Experiments With Local AI Agents
I did some experimenting with local AIAgents over the weekend.
I used DeepSeek‑R1:1.5b, which is a small reasoning‑focused AI model that runs locally and seems popular for lightweight agents implementations.
I had Ollama running on a local server on my machine and is exposed via its HTTP API.
The agent sends prompts to Ollama such as:
POST /api/generate
{
“model”: “deepseek-r1:1.5b”,
“prompt”: “Your task is...”
}
Ollama returns streamed tokens back to the Python agent and the Python agent wraps the LLM with tools.
I only defined two tools for now, “search the web” and “read/write files”.
The LLM is instructed to output JSON describing which tool it wants to call.
The agent:
➡️ Parses the model’s JSON output
➡️ Executes the requested tool
➡️ Captures the result
➡️ Sends the result back to the model as new context
This creates a loop and the agent keeps iterating until the model returns a final answer.
It’s remarkably simple but effective and even though it’s only 1.5B parameters, it performs well when paired with Python execution, external tools and iterative reasoning loops.

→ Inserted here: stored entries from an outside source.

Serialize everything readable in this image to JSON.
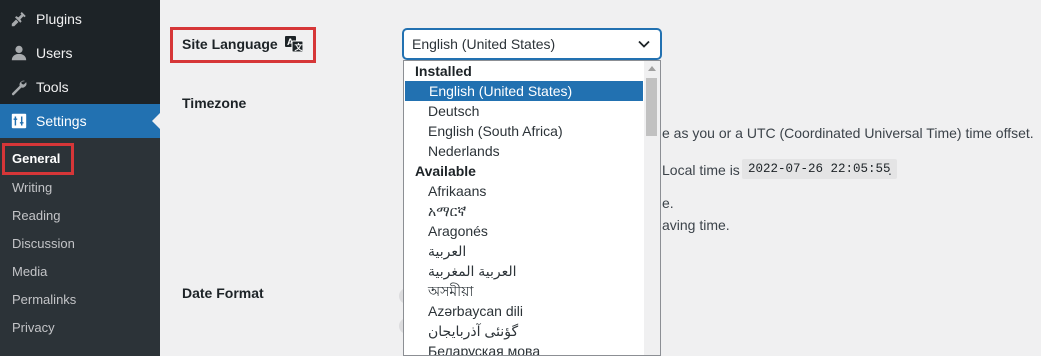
{
  "sidebar": {
    "items": [
      {
        "label": "Plugins",
        "icon": "plugin-icon"
      },
      {
        "label": "Users",
        "icon": "users-icon"
      },
      {
        "label": "Tools",
        "icon": "tools-icon"
      },
      {
        "label": "Settings",
        "icon": "settings-icon"
      }
    ],
    "submenu": [
      "General",
      "Writing",
      "Reading",
      "Discussion",
      "Media",
      "Permalinks",
      "Privacy"
    ]
  },
  "form": {
    "site_language_label": "Site Language",
    "timezone_label": "Timezone",
    "date_format_label": "Date Format",
    "selected_language": "English (United States)",
    "tz_description_fragment": "e as you or a UTC (Coordinated Universal Time) time offset.",
    "local_time_prefix": "Local time is",
    "local_time_value": "2022-07-26 22:05:55",
    "local_time_suffix": ".",
    "fragment_e": "e.",
    "fragment_saving": "aving time."
  },
  "dropdown": {
    "installed_label": "Installed",
    "installed": [
      "English (United States)",
      "Deutsch",
      "English (South Africa)",
      "Nederlands"
    ],
    "available_label": "Available",
    "available": [
      "Afrikaans",
      "አማርኛ",
      "Aragonés",
      "العربية",
      "العربية المغربية",
      "অসমীয়া",
      "Azərbaycan dili",
      "گؤنئی آذربایجان",
      "Беларуская мова"
    ],
    "selected_index": 0
  },
  "colors": {
    "sidebar_bg": "#1d2327",
    "submenu_bg": "#2c3338",
    "accent": "#2271b1",
    "highlight_box": "#d63638"
  }
}
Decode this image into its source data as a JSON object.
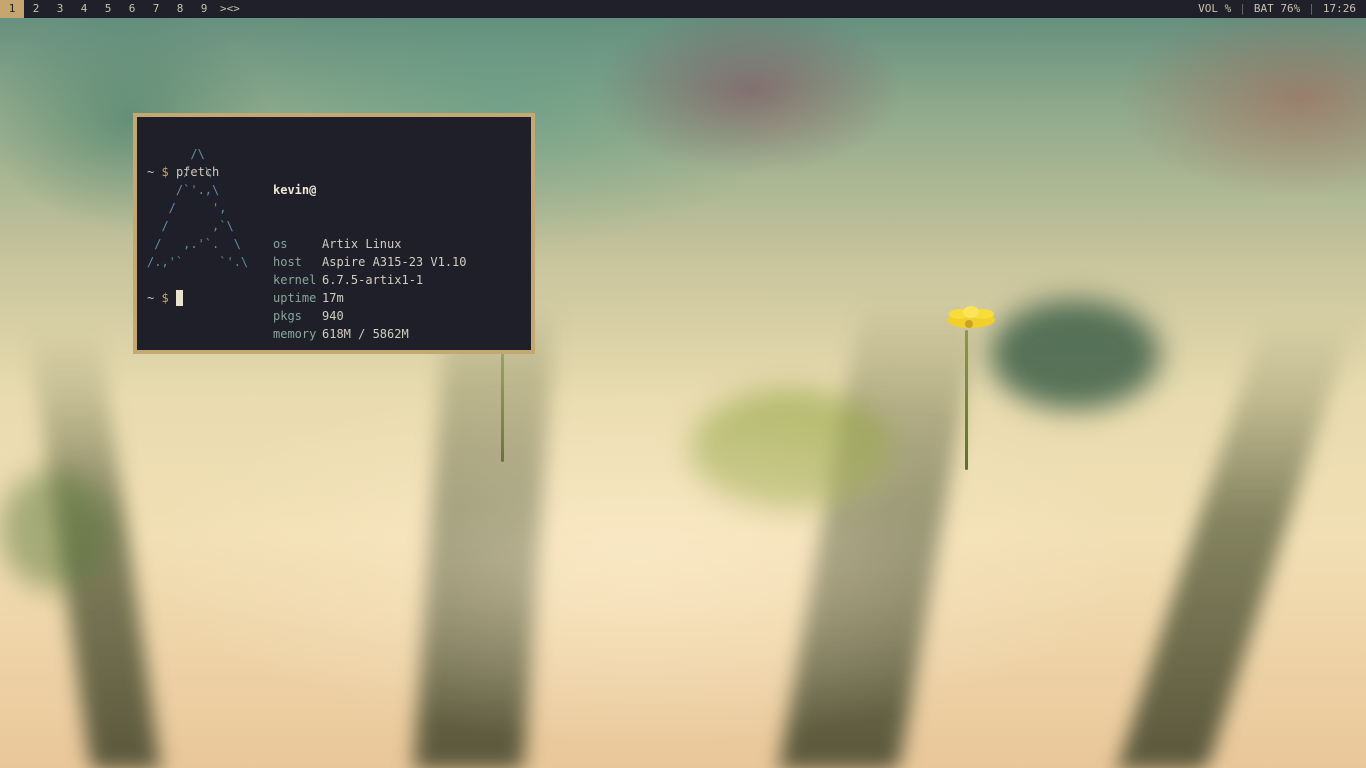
{
  "topbar": {
    "workspaces": [
      "1",
      "2",
      "3",
      "4",
      "5",
      "6",
      "7",
      "8",
      "9"
    ],
    "active_workspace": "1",
    "layout_indicator": "><>",
    "volume": "VOL %",
    "battery": "BAT 76%",
    "clock": "17:26",
    "separator": "|"
  },
  "terminal": {
    "prompt_tilde": "~",
    "prompt_dollar": "$",
    "command": "pfetch",
    "ascii_art": "      /\\\n     /  \\\n    /`'.,\\\n   /     ',\n  /      ,`\\\n /   ,.'`.  \\\n/.,'`     `'.\\",
    "user": "kevin@",
    "info": [
      {
        "key": "os",
        "value": "Artix Linux"
      },
      {
        "key": "host",
        "value": "Aspire A315-23 V1.10"
      },
      {
        "key": "kernel",
        "value": "6.7.5-artix1-1"
      },
      {
        "key": "uptime",
        "value": "17m"
      },
      {
        "key": "pkgs",
        "value": "940"
      },
      {
        "key": "memory",
        "value": "618M / 5862M"
      }
    ]
  },
  "colors": {
    "bar_bg": "#1f2029",
    "accent": "#c6a56e",
    "terminal_bg": "#1e1f29",
    "terminal_border": "#c4a874",
    "art_color": "#5f8fa6",
    "key_color": "#88a79a"
  }
}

An example would be asking the to write a blog post on AI Agents. The LLM reads the instruction, decides it needs background information and because the system prompt tells it has tools available, it will call them. The model triggers the ‘web_search’ tool and calls the configured search API (in this case Tavily). The LLM receives a structured summary of search results which gives the model real world grounding.
Now that it has the research it calls the ‘write to file’ tool and writes out an article to disk and finally output an confirmation to the chat window.

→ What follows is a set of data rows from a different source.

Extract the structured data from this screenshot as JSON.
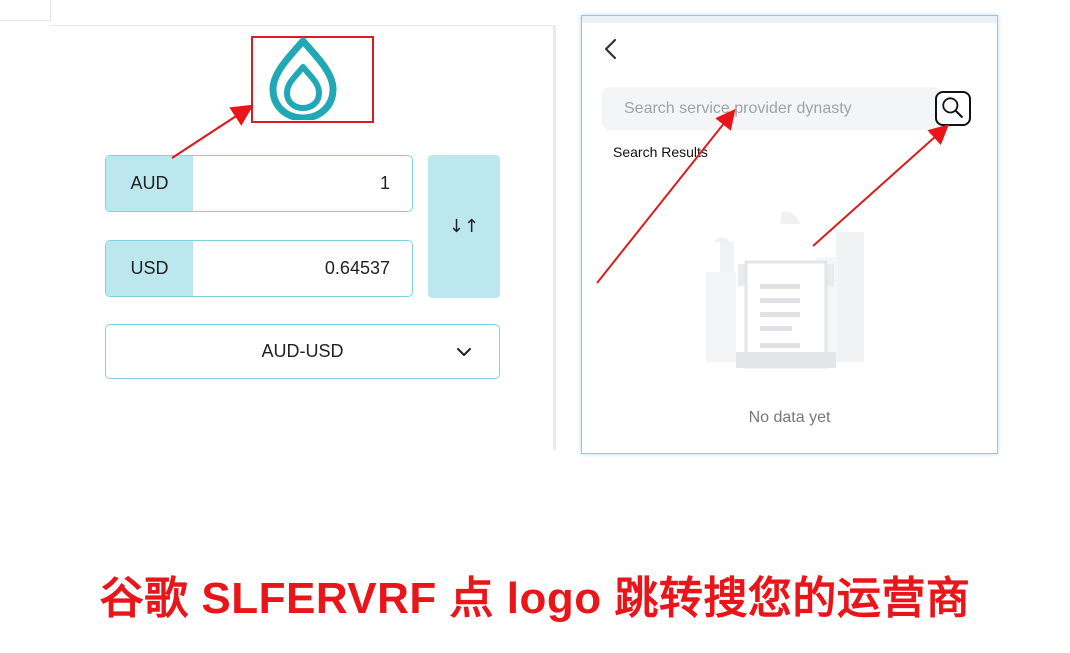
{
  "converter": {
    "from_currency": "AUD",
    "from_amount": "1",
    "to_currency": "USD",
    "to_amount": "0.64537",
    "swap_symbol": "↓↑",
    "pair": "AUD-USD"
  },
  "search_panel": {
    "placeholder": "Search service provider dynasty",
    "results_label": "Search Results",
    "empty_text": "No data yet"
  },
  "caption": "谷歌 SLFERVRF 点 logo 跳转搜您的运营商",
  "colors": {
    "accent_teal": "#20a9b4",
    "field_fill": "#bde7ee",
    "annotation_red": "#e8161a"
  }
}
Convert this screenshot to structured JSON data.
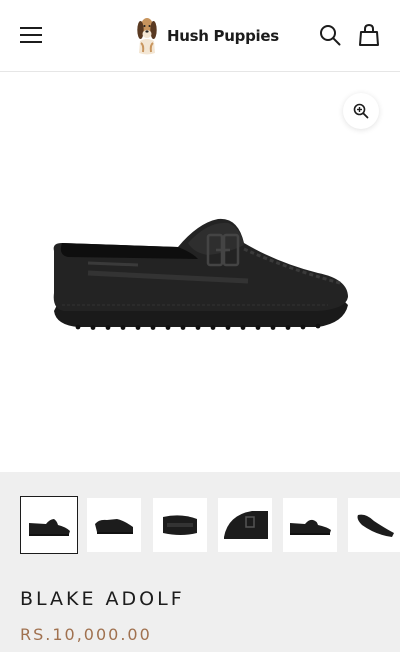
{
  "header": {
    "brand_name": "Hush Puppies",
    "menu_icon": "hamburger-menu-icon",
    "search_icon": "search-icon",
    "cart_icon": "shopping-bag-icon"
  },
  "gallery": {
    "zoom_icon": "zoom-in-icon",
    "thumbnail_count": 6,
    "active_thumbnail": 1
  },
  "product": {
    "name": "BLAKE ADOLF",
    "price": "RS.10,000.00"
  },
  "colors": {
    "price": "#a0714f",
    "info_background": "#efefef",
    "text": "#1c1c1c"
  }
}
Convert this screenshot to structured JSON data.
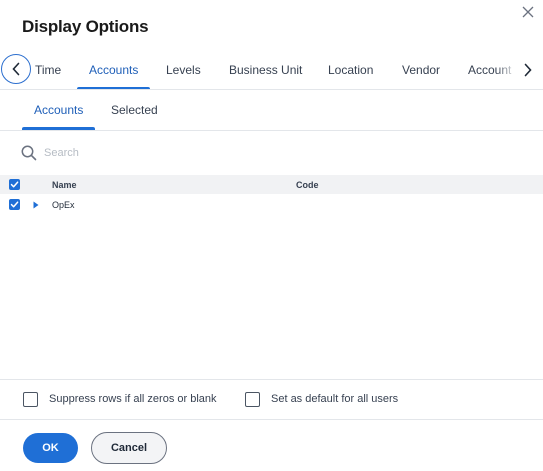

Unlike OpenClaw, which is system centric this small model approach is LLM centric so it does not have a planner or a supervisor etc as the model itself decides on the next step, but this type of minimal agent loop punches about its weight and is still uber useful.
I’m thinking of leaving it running and rather than posting in a chat to have it execute tasks, I may give it its own email address or Telegram account and use this to delegate things to it (this is running in my home office, sandboxed on an Ubuntu UTM virtual machine on a spare mac).
At some point, when I’ve cleaned up the code I’ll post the code repo in the comments.